Question

If you complete and balance the following oxidation-reduction reaction in basic solutionNO2−(aq) + Al(s) → NH3(aq) + Al(OH)4−(aq)how many hydroxide ions are there in the balanced equation (for the reaction balanced with the smallest whole-number coefficients)?

Answer 1

There is one 1 hydroxide ion in the balanced equation.

Step-by-step explanation:

Oxidation reaction is defined as the chemical reaction in which an atom looses its electrons. The oxidation number of the atom gets increased during this reaction.

`X\rightarrow X^(n+)+ne^-`

Reduction reaction is defined as the chemical reaction in which an atom gains electrons. The oxidation number of the atom gets reduced during this reaction.
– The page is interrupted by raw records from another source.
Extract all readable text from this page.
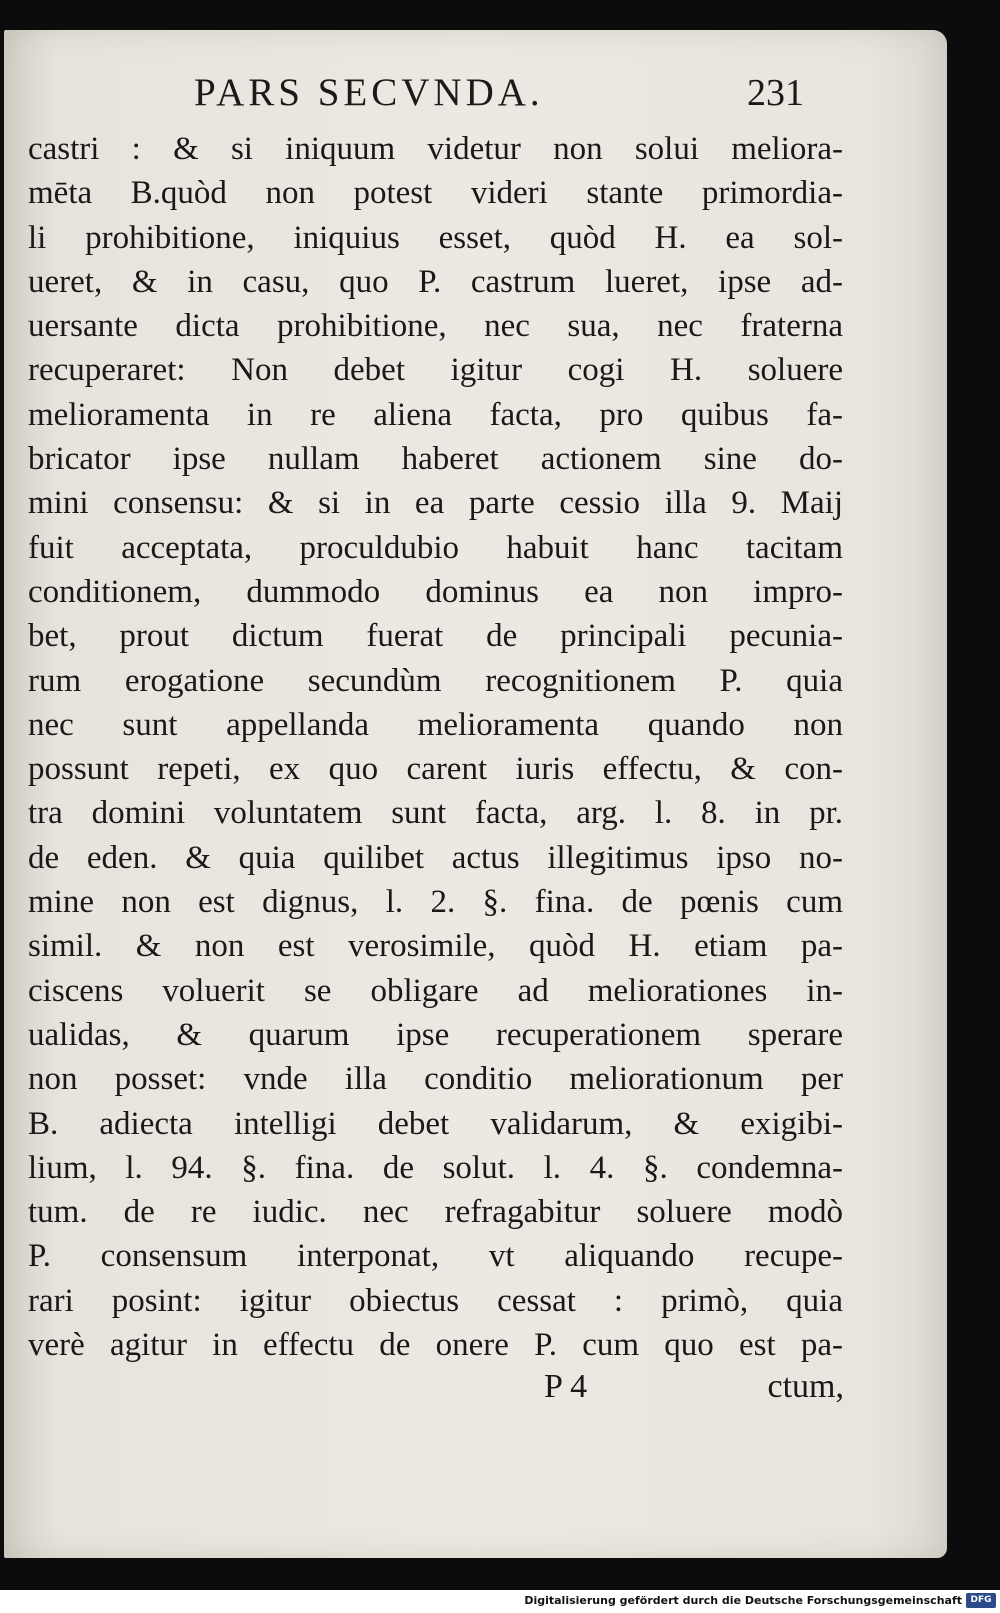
PARS SECVNDA.	231
castri : & si iniquum videtur non solui meliora-
mēta B.quòd non potest videri stante primordia-
li prohibitione, iniquius esset, quòd H. ea sol-
ueret, & in casu, quo P. castrum lueret, ipse ad-
uersante dicta prohibitione, nec sua, nec fraterna
recuperaret: Non debet igitur cogi H. soluere
melioramenta in re aliena facta, pro quibus fa-
bricator ipse nullam haberet actionem sine do-
mini consensu: & si in ea parte cessio illa 9. Maij
fuit acceptata, proculdubio habuit hanc tacitam
conditionem, dummodo dominus ea non impro-
bet, prout dictum fuerat de principali pecunia-
rum erogatione secundùm recognitionem P. quia
nec sunt appellanda melioramenta quando non
possunt repeti, ex quo carent iuris effectu, & con-
tra domini voluntatem sunt facta, arg. l. 8. in pr.
de eden. & quia quilibet actus illegitimus ipso no-
mine non est dignus, l. 2. §. fina. de pœnis cum
simil. & non est verosimile, quòd H. etiam pa-
ciscens voluerit se obligare ad meliorationes in-
ualidas, & quarum ipse recuperationem sperare
non posset: vnde illa conditio meliorationum per
B. adiecta intelligi debet validarum, & exigibi-
lium, l. 94. §. fina. de solut. l. 4. §. condemna-
tum. de re iudic. nec refragabitur soluere modò
P. consensum interponat, vt aliquando recupe-
rari posint: igitur obiectus cessat : primò, quia
verè agitur in effectu de onere P. cum quo est pa-
P 4	ctum,
Digitalisierung gefördert durch die Deutsche Forschungsgemeinschaft DFG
`X^(n+)+ne^-\rightarrow X`

For the given chemical reaction:

`NO_2^-(aq.)+Al(s)\rightarrow NH_3(aq.)+Al(OH)_4^(-)(aq)`

The half cell reactions for the above reaction follows:

Reduction half reaction:
`NO_2^-+5H_2O+6e^-\rightarrow NH_3+7OH^-`

Oxidation half reaction:
`Al+4OH^-\rightarrow Al(OH)_4^(-)+3e^-`

Multiplying the Oxidation half reaction by 2 and we get that:-

`2Al+8OH^-\rightarrow 2Al(OH)_4^(-)+6e^-`

Adding the half reactions, we get that:-

`NO_2^-+5H_2O+2Al+OH^-\rightarrow 2Al(OH)_4^(-)+NH_3`

There is one 1 hydroxide ion in the balanced equation.